En un principio Tarcila iba a ayudar a Ruperto pero muy pronto se dio cuenta que esa casa necesitaba una mano, Tina la esposa de don Terry no se fijaba mucho en arreglarla, ella misma no se arreglaba, andaba por la casa descalza y sin peinar, con unos vestidos largos y una copa en la mano, no parecía mirar a nadie, jamás la vio hacer un huevo y hablaba más con los perros que con su marido, aceptó la presencia de Tarcila, porque está no le hacia el menor caso, la dejaba ser, jamás preguntó que hacía sentada con la piernas cruzadas y los ojos cerrados en pleno patio, ni porque regresaba siempre la misma canción y sus ojos azules se ponían rojos. De modo que empezó por los patios, acarreaba matitas desde su casa y las iba plantando sin ton ni son, por donde según sus cálculos de diseño y el favor de Dios, crecerían chulito y adornarían el solar, que pronto paso a ser un vergel con limones, mangos, papayas, higos, tomates, albahaca y muchas sábilas para alejar la mala suerte, la mala vibra y los malos pensamientos, ya fueran de hombre, animal o espíritu.

Pero pese a todas estás precauciones, Tarcila no había tomado en cuenta el intríngulis de la naturaleza humana, ni el poderoso llamado de los destinos y los impulsos, ese mismo que hace que los salmones naden al revés, el que dicta las migraciones de mariposas y ballenas, el mismo que hace que este mundo siga dando vueltas. Por instinto o por capricho, un día Tina se fue.

Tarcila le decía a su marido, “Ay viejo, ya no se que hacer, Don Terry ya ni habla” “déjalo mujer, no hay medicina para su mal, deja que pase el tiempo, ni tu ni yo podemos hacer nada” “pero si tu hiciste la casa, yo hice el jardín, será que no podemos reconstruirlo a él también?” ” Ya duérmete mujer”.
Mayela la hija de Tarcila, había fracasado con un hombre, eso se decía de ella, le habían hecho un niño y le habían abandonado. En realidad el hombre estaba muerto pero nadie lo sabía solo Mayela lo presentía. En contraste con su madre, Mayela era muy alta, su piel era mas clara y sus ojos eran del color de la madera, su cabello lo llevaba siempre recogido, pero cuando lo soltaba le llegaba por abajo de la espalda, lo más bonito de ella no eran sus huesos largos, su andar de venado, ni siquiera la cascada de pelo negro que cepillaba en las noches, ni sus ojos color ceiba, lo más lindo de Mayela era su olor. Olía a hierba.
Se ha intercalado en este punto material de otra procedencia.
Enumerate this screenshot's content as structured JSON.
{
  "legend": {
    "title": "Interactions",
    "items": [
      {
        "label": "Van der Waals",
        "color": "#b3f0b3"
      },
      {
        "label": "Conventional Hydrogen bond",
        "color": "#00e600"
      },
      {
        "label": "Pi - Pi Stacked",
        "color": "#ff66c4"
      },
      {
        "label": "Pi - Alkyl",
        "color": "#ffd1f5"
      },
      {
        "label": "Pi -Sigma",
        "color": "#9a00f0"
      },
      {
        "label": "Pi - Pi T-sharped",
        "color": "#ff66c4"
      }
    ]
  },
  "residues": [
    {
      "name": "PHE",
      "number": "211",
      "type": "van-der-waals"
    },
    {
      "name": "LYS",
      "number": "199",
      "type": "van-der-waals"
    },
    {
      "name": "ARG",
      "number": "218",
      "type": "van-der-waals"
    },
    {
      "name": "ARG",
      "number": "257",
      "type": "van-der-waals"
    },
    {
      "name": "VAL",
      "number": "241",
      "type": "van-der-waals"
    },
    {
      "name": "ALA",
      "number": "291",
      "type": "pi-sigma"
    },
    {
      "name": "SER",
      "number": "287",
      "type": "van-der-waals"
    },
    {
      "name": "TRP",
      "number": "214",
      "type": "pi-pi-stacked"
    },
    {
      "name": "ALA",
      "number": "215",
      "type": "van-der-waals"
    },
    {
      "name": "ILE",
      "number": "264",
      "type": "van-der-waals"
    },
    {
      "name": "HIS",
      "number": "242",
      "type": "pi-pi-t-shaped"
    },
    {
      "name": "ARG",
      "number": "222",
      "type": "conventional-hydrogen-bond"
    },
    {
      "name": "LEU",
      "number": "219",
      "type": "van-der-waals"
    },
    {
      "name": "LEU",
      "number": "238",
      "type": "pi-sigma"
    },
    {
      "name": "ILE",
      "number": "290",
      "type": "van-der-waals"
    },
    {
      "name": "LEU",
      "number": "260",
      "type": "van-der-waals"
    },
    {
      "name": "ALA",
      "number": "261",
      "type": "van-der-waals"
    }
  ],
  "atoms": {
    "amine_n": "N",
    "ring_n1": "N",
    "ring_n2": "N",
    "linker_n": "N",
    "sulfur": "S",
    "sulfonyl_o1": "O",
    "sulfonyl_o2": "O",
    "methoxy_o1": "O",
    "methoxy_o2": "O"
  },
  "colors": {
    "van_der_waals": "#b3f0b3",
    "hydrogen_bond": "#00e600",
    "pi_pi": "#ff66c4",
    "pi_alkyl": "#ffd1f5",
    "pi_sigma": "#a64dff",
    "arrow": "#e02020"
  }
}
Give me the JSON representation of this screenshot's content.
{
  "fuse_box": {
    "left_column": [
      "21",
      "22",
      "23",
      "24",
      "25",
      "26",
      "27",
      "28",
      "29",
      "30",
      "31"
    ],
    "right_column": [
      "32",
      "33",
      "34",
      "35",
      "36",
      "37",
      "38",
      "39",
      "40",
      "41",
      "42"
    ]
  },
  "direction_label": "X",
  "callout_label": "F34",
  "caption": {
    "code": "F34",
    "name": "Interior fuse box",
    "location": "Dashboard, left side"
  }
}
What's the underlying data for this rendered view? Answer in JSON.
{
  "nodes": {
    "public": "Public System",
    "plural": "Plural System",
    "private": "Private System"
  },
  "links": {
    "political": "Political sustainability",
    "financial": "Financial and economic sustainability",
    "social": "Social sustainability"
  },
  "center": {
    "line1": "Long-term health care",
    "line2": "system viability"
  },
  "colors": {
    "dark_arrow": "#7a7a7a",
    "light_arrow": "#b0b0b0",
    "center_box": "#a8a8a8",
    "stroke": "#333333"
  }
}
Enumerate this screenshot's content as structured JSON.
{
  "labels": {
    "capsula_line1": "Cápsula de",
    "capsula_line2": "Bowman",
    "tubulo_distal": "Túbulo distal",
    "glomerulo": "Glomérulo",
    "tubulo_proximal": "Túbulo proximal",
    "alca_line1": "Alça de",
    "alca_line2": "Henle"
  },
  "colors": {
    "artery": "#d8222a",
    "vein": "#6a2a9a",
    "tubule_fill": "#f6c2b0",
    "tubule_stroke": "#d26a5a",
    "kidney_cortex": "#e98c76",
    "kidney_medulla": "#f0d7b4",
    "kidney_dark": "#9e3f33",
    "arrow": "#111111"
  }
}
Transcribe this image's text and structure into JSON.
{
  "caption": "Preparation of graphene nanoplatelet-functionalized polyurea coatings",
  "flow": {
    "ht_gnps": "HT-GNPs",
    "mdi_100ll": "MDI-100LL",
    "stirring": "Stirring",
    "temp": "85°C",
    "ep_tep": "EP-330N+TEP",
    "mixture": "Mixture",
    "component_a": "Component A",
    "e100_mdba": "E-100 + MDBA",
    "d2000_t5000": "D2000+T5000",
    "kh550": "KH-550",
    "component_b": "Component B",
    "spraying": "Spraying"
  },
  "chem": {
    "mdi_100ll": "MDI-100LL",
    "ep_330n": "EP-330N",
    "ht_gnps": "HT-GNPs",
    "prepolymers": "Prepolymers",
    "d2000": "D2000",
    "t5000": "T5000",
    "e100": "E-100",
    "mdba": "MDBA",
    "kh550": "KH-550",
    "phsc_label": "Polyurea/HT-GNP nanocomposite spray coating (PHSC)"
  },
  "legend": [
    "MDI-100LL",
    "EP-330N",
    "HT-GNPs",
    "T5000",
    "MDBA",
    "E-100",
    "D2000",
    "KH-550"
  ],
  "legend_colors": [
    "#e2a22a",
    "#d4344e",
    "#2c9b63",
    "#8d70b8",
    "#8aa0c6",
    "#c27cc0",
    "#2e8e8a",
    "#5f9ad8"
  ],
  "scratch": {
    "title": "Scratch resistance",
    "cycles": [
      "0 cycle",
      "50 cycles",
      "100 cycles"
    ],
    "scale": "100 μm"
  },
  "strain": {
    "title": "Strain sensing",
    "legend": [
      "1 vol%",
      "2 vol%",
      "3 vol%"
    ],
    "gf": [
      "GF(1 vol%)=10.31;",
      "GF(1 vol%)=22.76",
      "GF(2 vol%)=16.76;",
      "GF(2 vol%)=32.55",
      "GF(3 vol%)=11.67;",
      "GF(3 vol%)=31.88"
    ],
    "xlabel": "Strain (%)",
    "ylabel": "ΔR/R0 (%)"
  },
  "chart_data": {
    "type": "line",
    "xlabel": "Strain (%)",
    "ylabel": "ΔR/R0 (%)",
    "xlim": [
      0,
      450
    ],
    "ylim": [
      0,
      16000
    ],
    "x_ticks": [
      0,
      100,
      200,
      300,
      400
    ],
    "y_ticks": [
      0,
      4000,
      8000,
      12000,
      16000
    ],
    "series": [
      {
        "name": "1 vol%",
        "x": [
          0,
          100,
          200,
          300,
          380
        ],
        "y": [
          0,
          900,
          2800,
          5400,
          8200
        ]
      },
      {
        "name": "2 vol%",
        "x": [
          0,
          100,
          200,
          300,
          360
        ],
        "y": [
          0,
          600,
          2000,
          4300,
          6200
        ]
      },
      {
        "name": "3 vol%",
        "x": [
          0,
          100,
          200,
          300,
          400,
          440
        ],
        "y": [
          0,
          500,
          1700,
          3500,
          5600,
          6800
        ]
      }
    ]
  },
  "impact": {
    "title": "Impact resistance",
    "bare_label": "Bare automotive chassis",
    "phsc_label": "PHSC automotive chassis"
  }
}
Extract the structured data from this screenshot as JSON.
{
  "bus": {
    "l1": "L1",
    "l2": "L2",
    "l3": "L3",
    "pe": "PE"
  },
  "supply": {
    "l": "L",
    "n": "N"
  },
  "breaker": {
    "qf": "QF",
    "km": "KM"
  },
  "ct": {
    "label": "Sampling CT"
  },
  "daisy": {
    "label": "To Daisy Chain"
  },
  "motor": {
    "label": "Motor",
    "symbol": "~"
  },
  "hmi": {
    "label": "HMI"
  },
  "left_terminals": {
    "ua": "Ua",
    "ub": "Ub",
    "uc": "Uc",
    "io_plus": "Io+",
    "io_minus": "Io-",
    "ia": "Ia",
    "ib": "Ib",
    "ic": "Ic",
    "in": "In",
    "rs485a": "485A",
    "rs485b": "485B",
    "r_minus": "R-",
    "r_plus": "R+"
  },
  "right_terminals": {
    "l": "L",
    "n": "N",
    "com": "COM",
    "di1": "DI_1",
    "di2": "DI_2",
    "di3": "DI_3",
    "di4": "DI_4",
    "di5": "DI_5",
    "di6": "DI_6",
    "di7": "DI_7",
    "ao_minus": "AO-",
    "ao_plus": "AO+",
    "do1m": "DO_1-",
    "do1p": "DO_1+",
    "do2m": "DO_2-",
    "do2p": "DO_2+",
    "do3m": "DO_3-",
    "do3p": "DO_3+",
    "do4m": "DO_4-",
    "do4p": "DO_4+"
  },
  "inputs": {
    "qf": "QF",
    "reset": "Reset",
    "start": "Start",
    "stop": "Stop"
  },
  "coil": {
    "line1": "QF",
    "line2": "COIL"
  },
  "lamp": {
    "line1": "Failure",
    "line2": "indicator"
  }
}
Llevaba días cavilando el asunto, como para disimular le preguntó a su madre, “¿Y como va el señor Terry?” “Cállate, que peor, voy a hacer una manda al Señor del Rayo, aunque ya dijo tu padre que nosotros no podemos hacer nada, se nos va morir este hombre” dijo Tarcila bajando los hombros. “Ustedes no, pero yo si” dijo Mayela así, sin más, lo dijo en un tono muy sabio, como el que usan ciertas mujeres, que saben sanar, que tienen el remedio de todos los males del alma y del cuerpo, sosteniendo la mirada interrogante de su madre, “ay mija, pero si tu ni sabes cocinar, ni limpias bien, además yo ya medio le entiendo pero tú no”. “No se preocupe madre, yo me las arreglo, yo sé lo que el gringo necesita” dijo sin más levantándose y echándose a andar “Adonde vas, Mayela, ¿Qué vas hacer’?” Pero ya no alcanzó a oír la voz de su madre, ya iba en camino, soltándose la melena que olía a menta y romero. ” Voy a volverlo a la vida,” dijo en un susurro que su madre no escuchó, “voy a dormir con él”.